Investors so far appear encouraged by Dorsey’s assertion that the cuts, and increased reliance on AI, will drive profitability, analysts said. Shares increased more than 20% in pre-market trading Friday.
Block’s layoffs speak to larger fears about job cuts driven by a growing use of AI. Goldman Sachs noted in February that the increasing pace of AI adoption could drive up unemployment this year, and estimated that the technology had already resulted in 5,000 to 10,000 monthly net job losses last year. A November study from the Massachusetts Institute of Technology found that AI could already replace nearly 12% of the workforce in the US.
The tech sector is among the most hit, and workers at other tech companies are feeling the heat, too. Mark Benioff’s Salesforce cut about 4,000 jobs last year, with the CEO saying that he “needs less heads” given AI’s efficiency.
Dorsey claimed on Thursday that the decision to almost halve Block’s workforce wasn’t because the business was in trouble, and that economic performance had actually been strong. (Block beat Wall Street expectations for its fourth quarter, reporting $6.25 bn in total revenue).
Dorsey said on X that he had two choices: gradually cut his workforce over months and years – “or be honest about where we are and act on it now”.
He wrote: “Repeated rounds of cuts are destructive to morale, to focus and to the trust that customers and shareholders place in our ability to lead.”
Block executives said on Thursday’s earnings call that the company had been increasing its reliance on AI for years, noting that some AI work streams were “nearly fully rolled out, others are earlier in their maturity”.
Block had already laid off hundreds of workers in early February.

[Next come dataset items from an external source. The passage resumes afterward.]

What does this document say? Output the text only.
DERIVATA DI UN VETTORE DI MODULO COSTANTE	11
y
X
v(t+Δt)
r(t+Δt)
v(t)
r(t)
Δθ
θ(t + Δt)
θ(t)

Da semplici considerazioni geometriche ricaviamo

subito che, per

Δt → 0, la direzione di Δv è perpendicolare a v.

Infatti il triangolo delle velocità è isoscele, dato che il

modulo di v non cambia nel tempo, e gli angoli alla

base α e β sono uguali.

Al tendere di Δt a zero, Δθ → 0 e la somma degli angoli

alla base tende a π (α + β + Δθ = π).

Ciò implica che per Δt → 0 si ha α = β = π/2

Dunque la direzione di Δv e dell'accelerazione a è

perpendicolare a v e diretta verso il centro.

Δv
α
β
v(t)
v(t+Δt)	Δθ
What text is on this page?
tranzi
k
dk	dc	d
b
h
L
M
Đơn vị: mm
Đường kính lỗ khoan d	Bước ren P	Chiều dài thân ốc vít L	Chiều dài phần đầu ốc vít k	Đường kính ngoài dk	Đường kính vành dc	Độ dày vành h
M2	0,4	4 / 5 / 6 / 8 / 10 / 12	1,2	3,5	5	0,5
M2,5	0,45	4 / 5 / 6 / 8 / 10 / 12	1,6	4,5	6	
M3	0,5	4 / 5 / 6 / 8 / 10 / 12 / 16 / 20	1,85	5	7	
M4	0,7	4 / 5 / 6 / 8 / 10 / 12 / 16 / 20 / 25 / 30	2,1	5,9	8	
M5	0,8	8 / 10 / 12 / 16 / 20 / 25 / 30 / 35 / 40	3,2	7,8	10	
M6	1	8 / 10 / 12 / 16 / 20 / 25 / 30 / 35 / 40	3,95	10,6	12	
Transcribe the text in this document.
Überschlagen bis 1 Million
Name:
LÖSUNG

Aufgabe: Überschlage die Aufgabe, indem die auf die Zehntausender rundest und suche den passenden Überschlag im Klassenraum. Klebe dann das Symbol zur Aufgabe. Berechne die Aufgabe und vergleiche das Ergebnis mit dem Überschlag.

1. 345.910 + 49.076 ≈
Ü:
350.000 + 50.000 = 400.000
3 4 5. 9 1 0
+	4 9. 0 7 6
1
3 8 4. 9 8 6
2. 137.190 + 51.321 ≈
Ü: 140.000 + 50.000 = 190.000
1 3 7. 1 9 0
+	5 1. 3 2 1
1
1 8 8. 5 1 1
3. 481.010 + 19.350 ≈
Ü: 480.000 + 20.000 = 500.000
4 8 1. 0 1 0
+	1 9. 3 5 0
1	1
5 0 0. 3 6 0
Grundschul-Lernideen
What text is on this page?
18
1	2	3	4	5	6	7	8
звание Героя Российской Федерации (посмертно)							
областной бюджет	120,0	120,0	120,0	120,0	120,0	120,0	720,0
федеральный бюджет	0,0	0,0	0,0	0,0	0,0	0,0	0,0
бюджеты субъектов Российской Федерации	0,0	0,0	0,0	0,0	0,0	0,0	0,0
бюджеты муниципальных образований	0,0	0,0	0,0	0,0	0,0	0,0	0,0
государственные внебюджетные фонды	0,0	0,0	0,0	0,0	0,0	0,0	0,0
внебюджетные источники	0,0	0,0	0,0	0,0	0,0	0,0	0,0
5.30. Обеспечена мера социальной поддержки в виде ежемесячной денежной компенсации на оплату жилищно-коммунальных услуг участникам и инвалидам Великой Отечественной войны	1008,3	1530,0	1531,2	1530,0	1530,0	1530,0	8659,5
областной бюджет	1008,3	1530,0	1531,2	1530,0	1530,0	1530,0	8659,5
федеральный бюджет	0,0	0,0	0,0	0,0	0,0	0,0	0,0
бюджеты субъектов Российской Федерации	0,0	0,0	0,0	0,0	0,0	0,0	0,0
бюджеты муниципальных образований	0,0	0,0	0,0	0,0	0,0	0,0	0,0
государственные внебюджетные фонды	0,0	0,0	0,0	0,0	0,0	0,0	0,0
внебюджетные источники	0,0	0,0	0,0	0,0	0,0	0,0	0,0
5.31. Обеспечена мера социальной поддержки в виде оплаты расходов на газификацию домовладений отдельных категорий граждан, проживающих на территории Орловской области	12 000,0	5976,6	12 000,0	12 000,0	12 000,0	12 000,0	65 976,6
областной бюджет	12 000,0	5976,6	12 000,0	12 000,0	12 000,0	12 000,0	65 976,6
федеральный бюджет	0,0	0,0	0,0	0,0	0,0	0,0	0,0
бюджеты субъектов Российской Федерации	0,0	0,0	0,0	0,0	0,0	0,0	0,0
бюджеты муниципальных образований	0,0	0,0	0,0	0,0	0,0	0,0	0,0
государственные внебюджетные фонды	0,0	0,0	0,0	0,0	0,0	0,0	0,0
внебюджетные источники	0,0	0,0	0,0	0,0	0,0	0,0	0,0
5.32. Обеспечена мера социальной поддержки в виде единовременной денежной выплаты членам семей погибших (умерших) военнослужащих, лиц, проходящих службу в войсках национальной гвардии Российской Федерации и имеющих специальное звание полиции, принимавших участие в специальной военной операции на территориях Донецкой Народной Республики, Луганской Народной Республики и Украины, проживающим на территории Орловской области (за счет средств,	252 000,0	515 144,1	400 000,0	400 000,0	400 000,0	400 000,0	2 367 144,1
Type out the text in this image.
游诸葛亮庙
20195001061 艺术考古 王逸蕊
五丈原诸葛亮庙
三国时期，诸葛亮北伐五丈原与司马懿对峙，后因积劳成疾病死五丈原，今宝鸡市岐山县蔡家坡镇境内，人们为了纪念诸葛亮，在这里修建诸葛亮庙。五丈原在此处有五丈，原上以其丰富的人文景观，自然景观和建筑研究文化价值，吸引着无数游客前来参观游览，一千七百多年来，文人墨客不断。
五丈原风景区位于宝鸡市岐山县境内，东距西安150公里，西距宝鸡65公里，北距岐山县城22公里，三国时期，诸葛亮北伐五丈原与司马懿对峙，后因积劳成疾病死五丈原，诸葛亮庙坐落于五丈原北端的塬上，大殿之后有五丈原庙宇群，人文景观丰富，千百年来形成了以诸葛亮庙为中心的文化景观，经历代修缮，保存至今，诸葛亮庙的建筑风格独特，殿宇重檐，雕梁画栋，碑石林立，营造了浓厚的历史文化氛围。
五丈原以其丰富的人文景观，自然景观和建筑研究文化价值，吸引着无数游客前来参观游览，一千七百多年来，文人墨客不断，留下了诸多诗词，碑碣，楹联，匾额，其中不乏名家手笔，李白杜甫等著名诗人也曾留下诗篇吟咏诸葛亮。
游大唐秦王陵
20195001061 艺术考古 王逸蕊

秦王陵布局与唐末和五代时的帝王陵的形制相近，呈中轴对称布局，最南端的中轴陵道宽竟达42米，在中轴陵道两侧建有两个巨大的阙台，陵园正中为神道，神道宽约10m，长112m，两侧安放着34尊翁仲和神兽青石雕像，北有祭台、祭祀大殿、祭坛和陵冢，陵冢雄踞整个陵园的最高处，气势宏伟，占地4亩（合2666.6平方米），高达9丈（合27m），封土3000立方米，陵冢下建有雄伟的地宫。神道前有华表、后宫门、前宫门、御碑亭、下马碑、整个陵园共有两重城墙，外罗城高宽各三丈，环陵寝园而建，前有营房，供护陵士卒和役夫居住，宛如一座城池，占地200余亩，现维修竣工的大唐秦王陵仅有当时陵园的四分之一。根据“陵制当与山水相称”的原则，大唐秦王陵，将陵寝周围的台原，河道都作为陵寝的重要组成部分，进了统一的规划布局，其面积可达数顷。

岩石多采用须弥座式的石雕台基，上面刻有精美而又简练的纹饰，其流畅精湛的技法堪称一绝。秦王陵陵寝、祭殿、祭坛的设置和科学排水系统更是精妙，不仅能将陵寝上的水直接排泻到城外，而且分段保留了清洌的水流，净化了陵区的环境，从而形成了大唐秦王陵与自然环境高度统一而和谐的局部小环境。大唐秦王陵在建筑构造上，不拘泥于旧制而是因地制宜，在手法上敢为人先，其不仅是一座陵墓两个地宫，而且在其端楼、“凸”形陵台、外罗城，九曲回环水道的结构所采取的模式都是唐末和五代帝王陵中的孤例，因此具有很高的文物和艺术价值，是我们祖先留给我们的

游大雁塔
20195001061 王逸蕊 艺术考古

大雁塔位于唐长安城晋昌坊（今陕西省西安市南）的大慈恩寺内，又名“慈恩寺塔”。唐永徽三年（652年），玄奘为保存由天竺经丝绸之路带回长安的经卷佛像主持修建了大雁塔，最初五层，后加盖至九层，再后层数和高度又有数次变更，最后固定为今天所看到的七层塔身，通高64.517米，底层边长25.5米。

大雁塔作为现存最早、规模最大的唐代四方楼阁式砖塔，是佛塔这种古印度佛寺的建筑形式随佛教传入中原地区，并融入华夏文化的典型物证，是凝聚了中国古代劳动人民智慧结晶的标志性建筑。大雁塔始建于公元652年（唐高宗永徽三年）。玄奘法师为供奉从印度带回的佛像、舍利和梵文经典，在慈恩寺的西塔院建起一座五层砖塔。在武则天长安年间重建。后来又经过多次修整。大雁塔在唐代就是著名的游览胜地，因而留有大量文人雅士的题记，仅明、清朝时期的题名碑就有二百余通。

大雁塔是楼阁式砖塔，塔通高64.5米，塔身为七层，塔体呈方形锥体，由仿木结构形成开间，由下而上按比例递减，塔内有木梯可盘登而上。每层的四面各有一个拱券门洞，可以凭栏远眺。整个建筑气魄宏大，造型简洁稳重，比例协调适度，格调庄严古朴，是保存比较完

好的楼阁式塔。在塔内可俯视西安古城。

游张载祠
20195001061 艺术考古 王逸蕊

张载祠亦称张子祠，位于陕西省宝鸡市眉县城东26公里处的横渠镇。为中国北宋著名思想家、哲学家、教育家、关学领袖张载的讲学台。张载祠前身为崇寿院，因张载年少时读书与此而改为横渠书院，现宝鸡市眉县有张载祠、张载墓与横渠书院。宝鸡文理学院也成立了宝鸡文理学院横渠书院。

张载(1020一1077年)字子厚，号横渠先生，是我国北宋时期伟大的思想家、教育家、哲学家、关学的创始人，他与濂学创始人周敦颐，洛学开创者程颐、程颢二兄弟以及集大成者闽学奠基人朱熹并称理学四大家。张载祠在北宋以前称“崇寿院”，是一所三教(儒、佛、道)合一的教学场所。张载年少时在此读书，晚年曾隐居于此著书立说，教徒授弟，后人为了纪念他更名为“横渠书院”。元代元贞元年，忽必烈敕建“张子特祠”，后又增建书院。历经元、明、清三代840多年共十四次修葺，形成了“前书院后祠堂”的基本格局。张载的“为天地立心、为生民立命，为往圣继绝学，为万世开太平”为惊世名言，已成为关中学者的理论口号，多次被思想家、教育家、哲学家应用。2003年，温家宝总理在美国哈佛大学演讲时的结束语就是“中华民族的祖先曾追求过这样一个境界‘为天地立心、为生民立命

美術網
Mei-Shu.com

Earlier this month, employees still at the company reported that there was rapidly deteriorating employee morale and that there were requirements to use generative AI, according to WIRED.
WIRED said it reviewed an employee complaint submitted to Dorsey in a recent all-hands meeting that said “morale is probably the worst I’ve felt in four years” and that “the overarching culture at Block is crumbling”.
Dorsey acknowledged the risk of the cuts on X, and in his message to shareholders. The company’s most recent 10-K filing outlined ways its AI gamble could go wrong. “Our ability to successfully operate with a reduced workforce is expected to depend in part on the effectiveness, reliability and adoption of our proactive intelligence and AI tools,” the company noted. “These technologies may not perform as expected, may require more time or expense to implement effectively, may introduce operational or cybersecurity risks or may fail to enhance productivity and maintain operational efficiency as expected.”
“For years, we have debated whether AI would dent jobs at the margin. Now we have a public case study in which the CEO explicitly says that intelligence tools have changed what it means to build and run a company,” Stephen Innes of SPI Asset Management told the Associated Press.
He said: “Other large employers have announced tens of thousands of cuts in recent months. Some have downplayed the AI link. Block did not.”